HC Deb 10 May 1944 vol 399 cc1885-7
19. Mr. Creech Jones

asked the Secretary of State for the Colonies what steps have been taken in Tanganyika as a result of the investigations of Dr. Muir into leprosy five years ago; why the Chazi settlement has been closed and the Church Missionary Society's co-operation in the case of lepers in the Turiari district refused; and why the services of Dr. Wallace, a special in leprosy, could not be extended, as proposed by the Church Missionary Society, and thereby prevent lepers wandering about and infecting more villages.

The Secretary of State for the Colonies (Colonel Oliver Stanley)

As the answer is necessarily rather long, I will, with the hon. Member's permission, circulate it in the OFFICIAL REPORT.

Mr. Creech Jones

I take it that some action has been taken in this matter?

Colonel Stanley

The hon. Gentleman will find quite a long list of them.

Following is the answer:

Dr. Muir, C.I.E., M.D., Medical Secretary to the British Empire Leprosy Relief Association, visited Tanganyika in 1938. After his visit, it was agreed between the East African territories that a leprosy specialist for East Africa should be appointed, but no appointment has as yet been made, owing to war difficulties. A recent conference of Directors of Medical Services has raised the question again, and the Government of Tanganyika has expressed its willingness in the Legislative Council to appoint a whole-time specialist for Tanganyika, if a suitable man can be obtained.

The Government of Tanganyika also decided, as a result of Dr. Muir's visit, to establish two main leper settlements under Government operation. One of these has already been established in the Southern Highlands Province, for 1,100 patients, and it is intended to establish another settlement in the region of the central railway line. The Church Missionary Society's station at Makatupora was considered as a possible site, but offers inadequate opportunities for expansion, owing largely to the limited amount of fertile agricultural land in the immediate neighbourhood. The search for a suitable site is being continued.
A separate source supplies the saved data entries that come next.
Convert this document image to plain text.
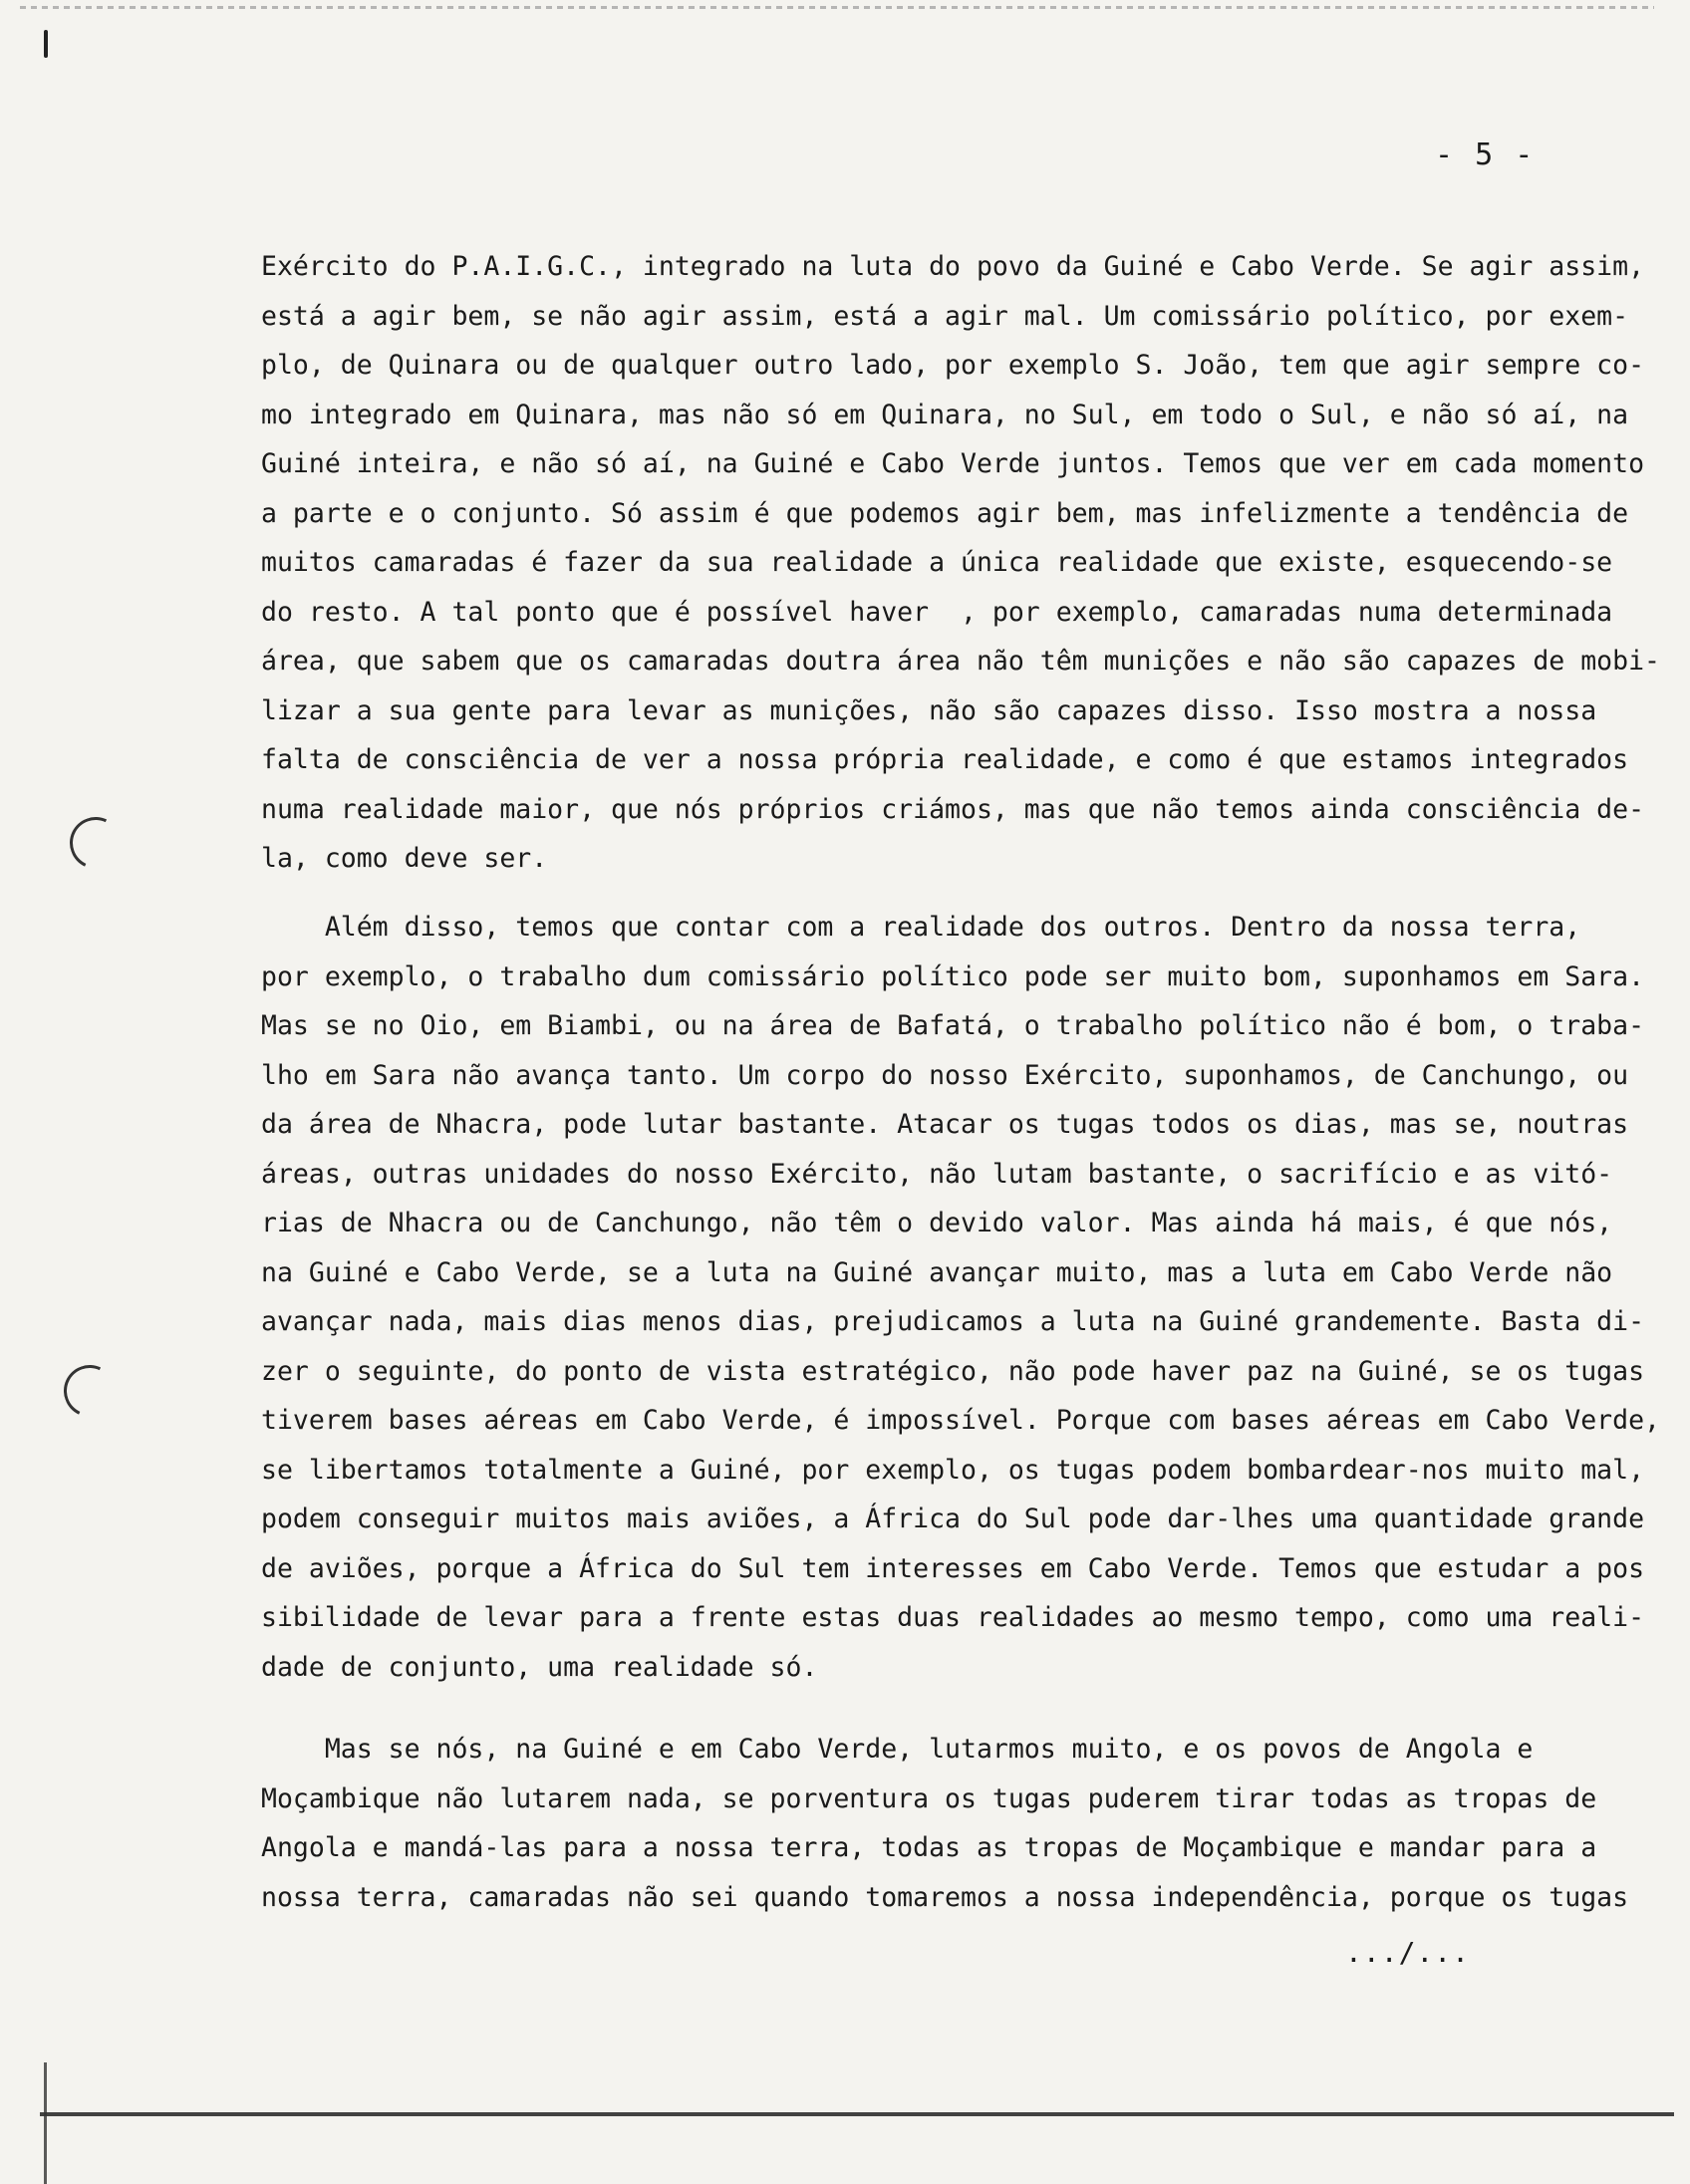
- 5 -
Exército do P.A.I.G.C., integrado na luta do povo da Guiné e Cabo Verde. Se agir assim,
está a agir bem, se não agir assim, está a agir mal. Um comissário político, por exem-
plo, de Quinara ou de qualquer outro lado, por exemplo S. João, tem que agir sempre co-
mo integrado em Quinara, mas não só em Quinara, no Sul, em todo o Sul, e não só aí, na
Guiné inteira, e não só aí, na Guiné e Cabo Verde juntos. Temos que ver em cada momento
a parte e o conjunto. Só assim é que podemos agir bem, mas infelizmente a tendência de
muitos camaradas é fazer da sua realidade a única realidade que existe, esquecendo-se
do resto. A tal ponto que é possível haver  , por exemplo, camaradas numa determinada
área, que sabem que os camaradas doutra área não têm munições e não são capazes de mobi-
lizar a sua gente para levar as munições, não são capazes disso. Isso mostra a nossa
falta de consciência de ver a nossa própria realidade, e como é que estamos integrados
numa realidade maior, que nós próprios criámos, mas que não temos ainda consciência de-
la, como deve ser.
Além disso, temos que contar com a realidade dos outros. Dentro da nossa terra,
por exemplo, o trabalho dum comissário político pode ser muito bom, suponhamos em Sara.
Mas se no Oio, em Biambi, ou na área de Bafatá, o trabalho político não é bom, o traba-
lho em Sara não avança tanto. Um corpo do nosso Exército, suponhamos, de Canchungo, ou
da área de Nhacra, pode lutar bastante. Atacar os tugas todos os dias, mas se, noutras
áreas, outras unidades do nosso Exército, não lutam bastante, o sacrifício e as vitó-
rias de Nhacra ou de Canchungo, não têm o devido valor. Mas ainda há mais, é que nós,
na Guiné e Cabo Verde, se a luta na Guiné avançar muito, mas a luta em Cabo Verde não
avançar nada, mais dias menos dias, prejudicamos a luta na Guiné grandemente. Basta di-
zer o seguinte, do ponto de vista estratégico, não pode haver paz na Guiné, se os tugas
tiverem bases aéreas em Cabo Verde, é impossível. Porque com bases aéreas em Cabo Verde,
se libertamos totalmente a Guiné, por exemplo, os tugas podem bombardear-nos muito mal,
podem conseguir muitos mais aviões, a África do Sul pode dar-lhes uma quantidade grande
de aviões, porque a África do Sul tem interesses em Cabo Verde. Temos que estudar a pos
sibilidade de levar para a frente estas duas realidades ao mesmo tempo, como uma reali-
dade de conjunto, uma realidade só.
Mas se nós, na Guiné e em Cabo Verde, lutarmos muito, e os povos de Angola e
Moçambique não lutarem nada, se porventura os tugas puderem tirar todas as tropas de
Angola e mandá-las para a nossa terra, todas as tropas de Moçambique e mandar para a
nossa terra, camaradas não sei quando tomaremos a nossa independência, porque os tugas
.../...
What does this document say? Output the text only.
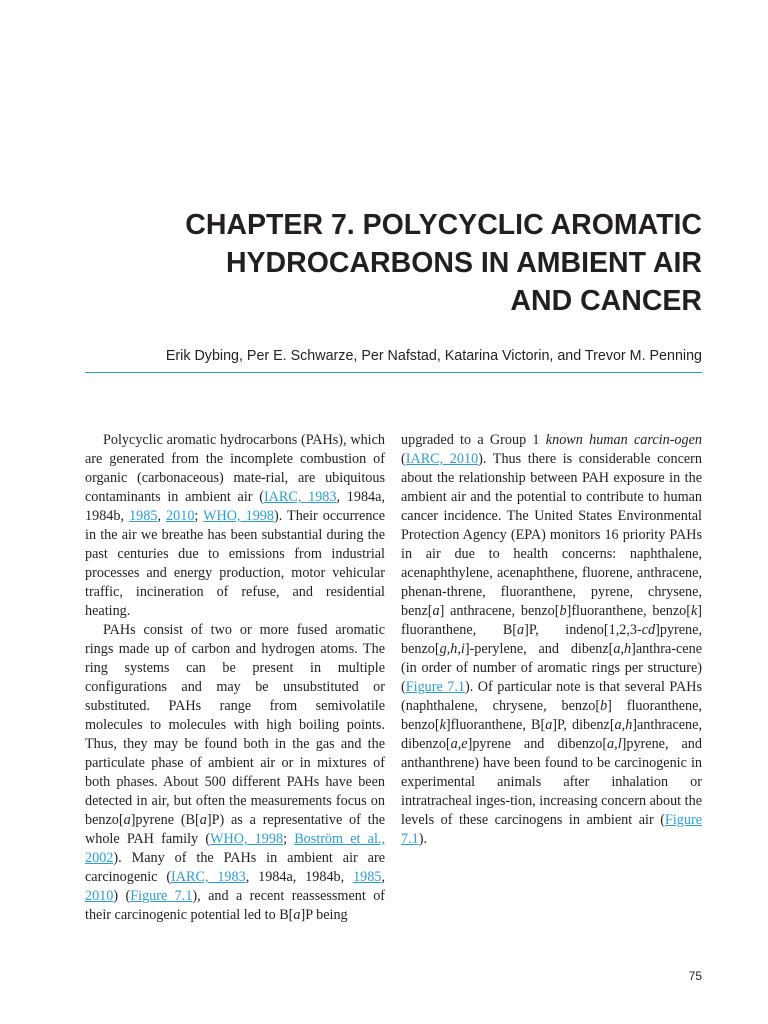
CHAPTER 7. POLYCYCLIC AROMATIC
HYDROCARBONS IN AMBIENT AIR
AND CANCER
Erik Dybing, Per E. Schwarze, Per Nafstad, Katarina Victorin, and Trevor M. Penning

Polycyclic aromatic hydrocarbons (PAHs), which are generated from the incomplete combustion of organic (carbonaceous) mate-rial, are ubiquitous contaminants in ambient air (IARC, 1983, 1984a, 1984b, 1985, 2010; WHO, 1998). Their occurrence in the air we breathe has been substantial during the past centuries due to emissions from industrial processes and energy production, motor vehicular traffic, incineration of refuse, and residential heating.

PAHs consist of two or more fused aromatic rings made up of carbon and hydrogen atoms. The ring systems can be present in multiple configurations and may be unsubstituted or substituted. PAHs range from semivolatile molecules to molecules with high boiling points. Thus, they may be found both in the gas and the particulate phase of ambient air or in mixtures of both phases. About 500 different PAHs have been detected in air, but often the measurements focus on benzo[a]pyrene (B[a]P) as a representative of the whole PAH family (WHO, 1998; Boström et al., 2002). Many of the PAHs in ambient air are carcinogenic (IARC, 1983, 1984a, 1984b, 1985, 2010) (Figure 7.1), and a recent reassessment of their carcinogenic potential led to B[a]P being

upgraded to a Group 1 known human carcin-ogen (IARC, 2010). Thus there is considerable concern about the relationship between PAH exposure in the ambient air and the potential to contribute to human cancer incidence. The United States Environmental Protection Agency (EPA) monitors 16 priority PAHs in air due to health concerns: naphthalene, acenaphthylene, acenaphthene, fluorene, anthracene, phenan-threne, fluoranthene, pyrene, chrysene, benz[a] anthracene, benzo[b]fluoranthene, benzo[k] fluoranthene, B[a]P, indeno[1,2,3-cd]pyrene, benzo[g,h,i]-perylene, and dibenz[a,h]anthra-cene (in order of number of aromatic rings per structure) (Figure 7.1). Of particular note is that several PAHs (naphthalene, chrysene, benzo[b] fluoranthene, benzo[k]fluoranthene, B[a]P, dibenz[a,h]anthracene, dibenzo[a,e]pyrene and dibenzo[a,l]pyrene, and anthanthrene) have been found to be carcinogenic in experimental animals after inhalation or intratracheal inges-tion, increasing concern about the levels of these carcinogens in ambient air (Figure 7.1).

75
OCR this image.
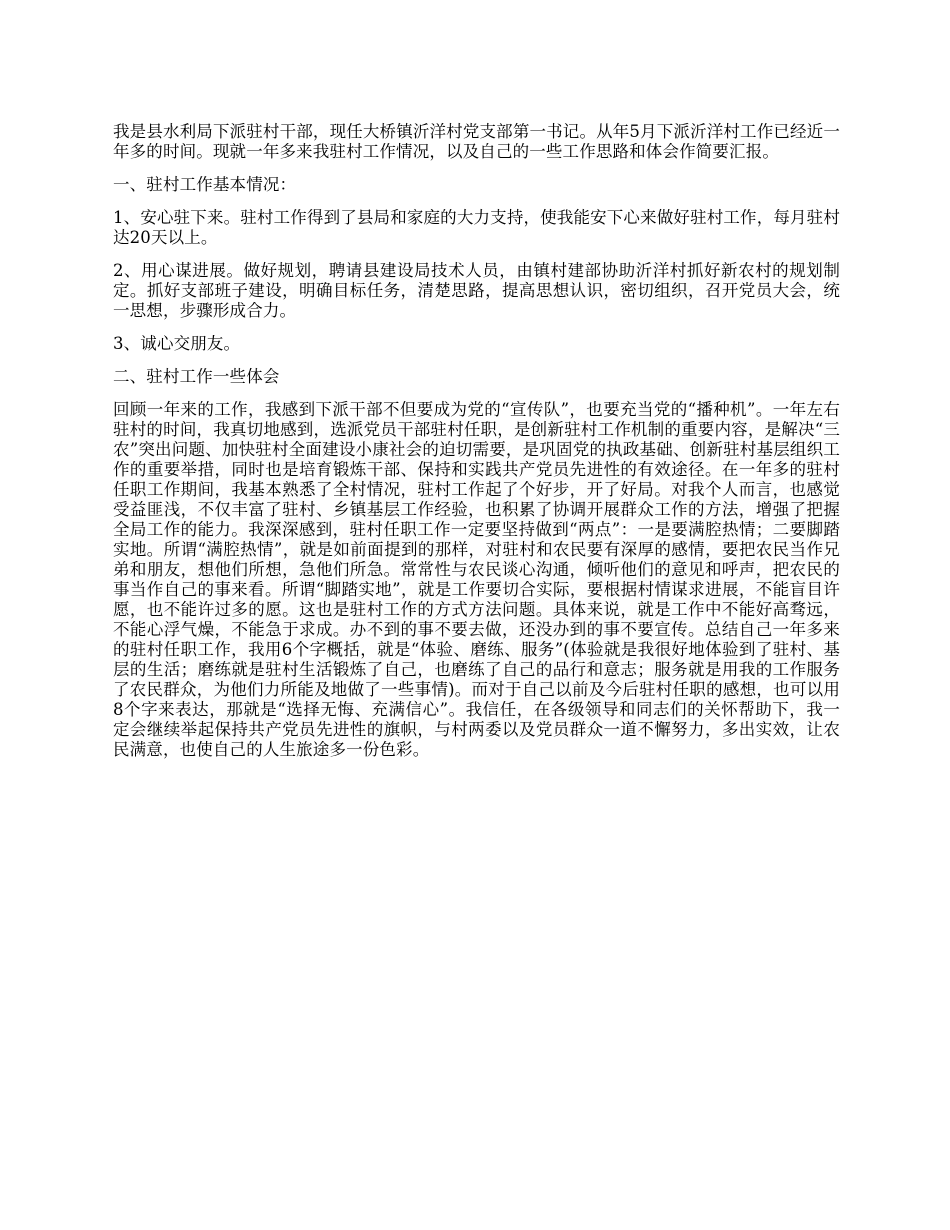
我是县水利局下派驻村干部，现任大桥镇沂洋村党支部第一书记。从年5月下派沂洋村工作已经近一年多的时间。现就一年多来我驻村工作情况，以及自己的一些工作思路和体会作简要汇报。

一、驻村工作基本情况：

1、安心驻下来。驻村工作得到了县局和家庭的大力支持，使我能安下心来做好驻村工作，每月驻村达20天以上。

2、用心谋进展。做好规划，聘请县建设局技术人员，由镇村建部协助沂洋村抓好新农村的规划制定。抓好支部班子建设，明确目标任务，清楚思路，提高思想认识，密切组织，召开党员大会，统一思想，步骤形成合力。

3、诚心交朋友。

二、驻村工作一些体会

回顾一年来的工作，我感到下派干部不但要成为党的“宣传队”，也要充当党的“播种机”。一年左右驻村的时间，我真切地感到，选派党员干部驻村任职，是创新驻村工作机制的重要内容，是解决“三农”突出问题、加快驻村全面建设小康社会的迫切需要，是巩固党的执政基础、创新驻村基层组织工作的重要举措，同时也是培育锻炼干部、保持和实践共产党员先进性的有效途径。在一年多的驻村任职工作期间，我基本熟悉了全村情况，驻村工作起了个好步，开了好局。对我个人而言，也感觉受益匪浅，不仅丰富了驻村、乡镇基层工作经验，也积累了协调开展群众工作的方法，增强了把握全局工作的能力。我深深感到，驻村任职工作一定要坚持做到“两点”：一是要满腔热情；二要脚踏实地。所谓“满腔热情”，就是如前面提到的那样，对驻村和农民要有深厚的感情，要把农民当作兄弟和朋友，想他们所想，急他们所急。常常性与农民谈心沟通，倾听他们的意见和呼声，把农民的事当作自己的事来看。所谓“脚踏实地”，就是工作要切合实际，要根据村情谋求进展，不能盲目许愿，也不能许过多的愿。这也是驻村工作的方式方法问题。具体来说，就是工作中不能好高骛远，不能心浮气燥，不能急于求成。办不到的事不要去做，还没办到的事不要宣传。总结自己一年多来的驻村任职工作，我用6个字概括，就是“体验、磨练、服务”(体验就是我很好地体验到了驻村、基层的生活；磨练就是驻村生活锻炼了自己，也磨练了自己的品行和意志；服务就是用我的工作服务了农民群众，为他们力所能及地做了一些事情)。而对于自己以前及今后驻村任职的感想，也可以用8个字来表达，那就是“选择无悔、充满信心”。我信任，在各级领导和同志们的关怀帮助下，我一定会继续举起保持共产党员先进性的旗帜，与村两委以及党员群众一道不懈努力，多出实效，让农民满意，也使自己的人生旅途多一份色彩。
The settlement at Chazi was established in 1941 by lay workers, paid by the British Empire Leprosy Relief Association, with the assistance of the native authorities. The site was discovered to be very malarious and too remote for effective medical supervision. It was therefore regarded as unsuitable for development as a Government station, and a decision was taken to close it. In view of the delay in finding a suitable site for a permanent Government station, however, the settlement at Chazi is being continued as a temporary measure. There are at present 14 leper settlements or camps in the country, maintained by Government or native authorities, and 15 by missions. Compulsory segregation is not in force; the Governor reports that it would, in any case, be impracticable, and modern practice is generally not in favour of wholesale segregation, especially where considerable numbers of non-infectious cases may be involved.

As regards the last part of the Question, it was suggested by the Church Missionary Society that Dr. Wallace, in addition to conducting the Society's settlement at Morogoro near Manyoni, should supervise both the settlement at Chazi and another settlement at Mkalama in North Singida. These places are respectively 230 and 115 miles from Morogoro, and the arrangement was not considered practicable. The Station at Mkalama has been handed over to the American Augustana Lutheran Mission, who are now supervising it in conjunction with the local native authority. Chazi remains, for the present, in charge of a lay worker. The station at Makatupara, which is assisted by Government funds and by free issues of food where necessary, remains in the charge of Dr. Wallace.